By Linus Garg
First publised on 2020-11-02 16:54:07
At last, some excellent news on the economic front. GST collections for October stood at Rs 1.05.055 crore, which was 10 percent higher than in October 2019. Before people rush in to say that this was due to the festival season, it should be kept in mind that in 2019, Durga Puja, Navratri, Dussehrah and Diwali were all celebrated in October. This year, Diwali is on 14th November. Hence, the combined festival sales will reflect in two months and the November GST collections will include Diwali festival purchases. Thus, the October collections this year show a huge jump and are a definite sign on economic recovery.
There are other signs of the economy quickly moving towards the pre-Covid levels and at times topping them. Hyundai and Hero Motocorp recorded their best ever monthly sales in October this year. While Hyundai sold 56,605 units in the month, Hero sold over 8 lakh units. Other auto companies like Maruti (18%), Tata Motors (79%) and Kia (64%) also registered above-average growth. The other giveaway indicators like fuel and electricity consumption also showed healthy growth. Diesel sales jumped 6% year-on-year in October, petrol jumped by 4% and electricity consumption jumped by more than 13%. These are sure signs of economic recovery.

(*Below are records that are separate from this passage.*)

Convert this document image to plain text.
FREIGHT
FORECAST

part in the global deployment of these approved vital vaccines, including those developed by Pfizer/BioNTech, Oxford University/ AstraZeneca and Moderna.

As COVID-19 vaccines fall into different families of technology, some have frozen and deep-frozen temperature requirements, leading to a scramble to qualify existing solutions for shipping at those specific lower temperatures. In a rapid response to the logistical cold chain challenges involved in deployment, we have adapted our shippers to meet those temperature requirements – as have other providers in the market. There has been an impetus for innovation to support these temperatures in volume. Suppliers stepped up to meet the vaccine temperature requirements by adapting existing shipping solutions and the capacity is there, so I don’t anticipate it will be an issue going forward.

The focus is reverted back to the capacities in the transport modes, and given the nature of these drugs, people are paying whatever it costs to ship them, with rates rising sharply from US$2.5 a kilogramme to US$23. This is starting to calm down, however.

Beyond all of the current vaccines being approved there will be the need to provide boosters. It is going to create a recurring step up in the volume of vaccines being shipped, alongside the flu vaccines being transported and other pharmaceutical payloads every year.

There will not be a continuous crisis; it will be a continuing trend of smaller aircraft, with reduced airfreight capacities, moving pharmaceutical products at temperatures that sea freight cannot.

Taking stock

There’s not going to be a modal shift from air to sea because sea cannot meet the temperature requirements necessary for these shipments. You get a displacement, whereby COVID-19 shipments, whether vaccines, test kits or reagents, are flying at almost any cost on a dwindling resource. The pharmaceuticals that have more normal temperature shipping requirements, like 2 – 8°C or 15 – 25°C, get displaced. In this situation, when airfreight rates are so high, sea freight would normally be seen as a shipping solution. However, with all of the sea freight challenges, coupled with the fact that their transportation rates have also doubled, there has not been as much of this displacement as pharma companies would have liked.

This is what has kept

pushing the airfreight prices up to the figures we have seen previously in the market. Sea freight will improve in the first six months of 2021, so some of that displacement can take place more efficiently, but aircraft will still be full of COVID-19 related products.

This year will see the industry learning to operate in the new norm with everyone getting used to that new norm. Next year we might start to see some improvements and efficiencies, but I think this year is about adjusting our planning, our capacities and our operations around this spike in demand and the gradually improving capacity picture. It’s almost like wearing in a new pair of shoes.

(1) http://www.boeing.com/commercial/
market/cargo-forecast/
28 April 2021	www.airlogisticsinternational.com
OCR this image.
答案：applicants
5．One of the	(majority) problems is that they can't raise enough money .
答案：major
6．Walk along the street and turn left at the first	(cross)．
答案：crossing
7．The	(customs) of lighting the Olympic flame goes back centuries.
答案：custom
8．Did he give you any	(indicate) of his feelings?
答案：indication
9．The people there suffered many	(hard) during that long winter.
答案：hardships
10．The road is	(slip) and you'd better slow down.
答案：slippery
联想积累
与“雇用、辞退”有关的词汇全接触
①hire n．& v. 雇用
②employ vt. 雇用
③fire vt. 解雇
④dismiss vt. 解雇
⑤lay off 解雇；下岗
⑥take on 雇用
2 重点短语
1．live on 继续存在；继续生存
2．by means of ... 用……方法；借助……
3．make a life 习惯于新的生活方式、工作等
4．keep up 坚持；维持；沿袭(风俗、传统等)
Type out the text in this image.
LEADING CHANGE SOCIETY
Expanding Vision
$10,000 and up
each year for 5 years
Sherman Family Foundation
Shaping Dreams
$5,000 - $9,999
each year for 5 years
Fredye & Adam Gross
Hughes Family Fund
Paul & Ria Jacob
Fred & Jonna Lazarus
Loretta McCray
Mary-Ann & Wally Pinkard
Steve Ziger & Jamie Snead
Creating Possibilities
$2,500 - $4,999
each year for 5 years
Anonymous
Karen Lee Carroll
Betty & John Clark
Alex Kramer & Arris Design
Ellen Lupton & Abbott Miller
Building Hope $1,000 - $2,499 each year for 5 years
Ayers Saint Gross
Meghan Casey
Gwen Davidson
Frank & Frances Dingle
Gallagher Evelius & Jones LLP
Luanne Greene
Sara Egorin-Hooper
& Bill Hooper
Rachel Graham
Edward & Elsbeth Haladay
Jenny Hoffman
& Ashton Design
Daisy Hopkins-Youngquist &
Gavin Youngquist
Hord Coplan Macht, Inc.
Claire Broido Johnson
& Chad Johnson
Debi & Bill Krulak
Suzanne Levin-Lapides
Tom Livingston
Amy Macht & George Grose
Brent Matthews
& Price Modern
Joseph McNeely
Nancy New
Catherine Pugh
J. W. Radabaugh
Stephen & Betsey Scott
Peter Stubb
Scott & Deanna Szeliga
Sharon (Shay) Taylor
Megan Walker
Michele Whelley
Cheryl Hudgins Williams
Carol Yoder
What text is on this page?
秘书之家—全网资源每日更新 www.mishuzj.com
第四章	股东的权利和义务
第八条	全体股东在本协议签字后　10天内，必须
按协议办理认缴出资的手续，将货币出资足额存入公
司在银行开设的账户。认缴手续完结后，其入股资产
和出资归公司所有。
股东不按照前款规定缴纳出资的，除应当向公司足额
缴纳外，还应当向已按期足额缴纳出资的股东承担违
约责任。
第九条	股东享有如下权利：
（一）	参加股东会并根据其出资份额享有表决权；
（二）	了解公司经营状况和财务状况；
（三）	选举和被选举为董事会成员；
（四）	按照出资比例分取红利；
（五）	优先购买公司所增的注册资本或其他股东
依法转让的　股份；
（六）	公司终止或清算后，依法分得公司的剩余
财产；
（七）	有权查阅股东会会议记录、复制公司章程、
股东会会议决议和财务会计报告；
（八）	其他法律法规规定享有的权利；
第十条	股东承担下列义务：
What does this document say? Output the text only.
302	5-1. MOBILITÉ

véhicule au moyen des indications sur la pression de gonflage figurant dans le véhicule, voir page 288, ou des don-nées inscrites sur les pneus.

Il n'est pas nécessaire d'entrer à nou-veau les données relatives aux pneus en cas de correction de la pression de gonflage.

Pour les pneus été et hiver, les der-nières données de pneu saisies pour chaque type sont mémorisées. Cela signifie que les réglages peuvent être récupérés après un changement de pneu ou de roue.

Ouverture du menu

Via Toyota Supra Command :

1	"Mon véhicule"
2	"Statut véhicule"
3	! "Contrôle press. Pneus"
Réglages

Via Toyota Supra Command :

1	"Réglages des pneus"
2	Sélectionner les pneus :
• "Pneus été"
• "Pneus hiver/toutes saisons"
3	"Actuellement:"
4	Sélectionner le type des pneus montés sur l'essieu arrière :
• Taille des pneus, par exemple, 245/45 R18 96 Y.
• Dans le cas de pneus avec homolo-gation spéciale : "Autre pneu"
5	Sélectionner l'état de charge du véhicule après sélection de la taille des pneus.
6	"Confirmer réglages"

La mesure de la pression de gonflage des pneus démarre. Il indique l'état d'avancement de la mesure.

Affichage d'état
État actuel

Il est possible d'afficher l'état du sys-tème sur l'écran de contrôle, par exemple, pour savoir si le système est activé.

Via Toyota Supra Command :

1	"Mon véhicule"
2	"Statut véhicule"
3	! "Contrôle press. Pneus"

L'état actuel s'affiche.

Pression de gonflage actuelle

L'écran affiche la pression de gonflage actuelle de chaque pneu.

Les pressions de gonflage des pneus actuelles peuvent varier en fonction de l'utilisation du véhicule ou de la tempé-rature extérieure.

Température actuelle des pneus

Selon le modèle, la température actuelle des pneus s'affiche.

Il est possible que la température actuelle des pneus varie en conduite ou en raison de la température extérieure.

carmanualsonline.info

Phased unlocking and lifting of most restrictions coupled with the surge in buying due to the festivals, has meant that economic activity has returned to pre-Covid levels in most sectors and has even crossed those levels in many. This is a good sign. But to sustain this demand, the Centre now needs to intervene by releasing funds to the states to undertake development activities and should make investments in infrastructure projects to generate jobs and start a chain effect that will benefit the manufacturing and services sectors. Once businesses start getting orders, the sentiment will improve magically and the economy will get out of the slowdown and lockdown rut.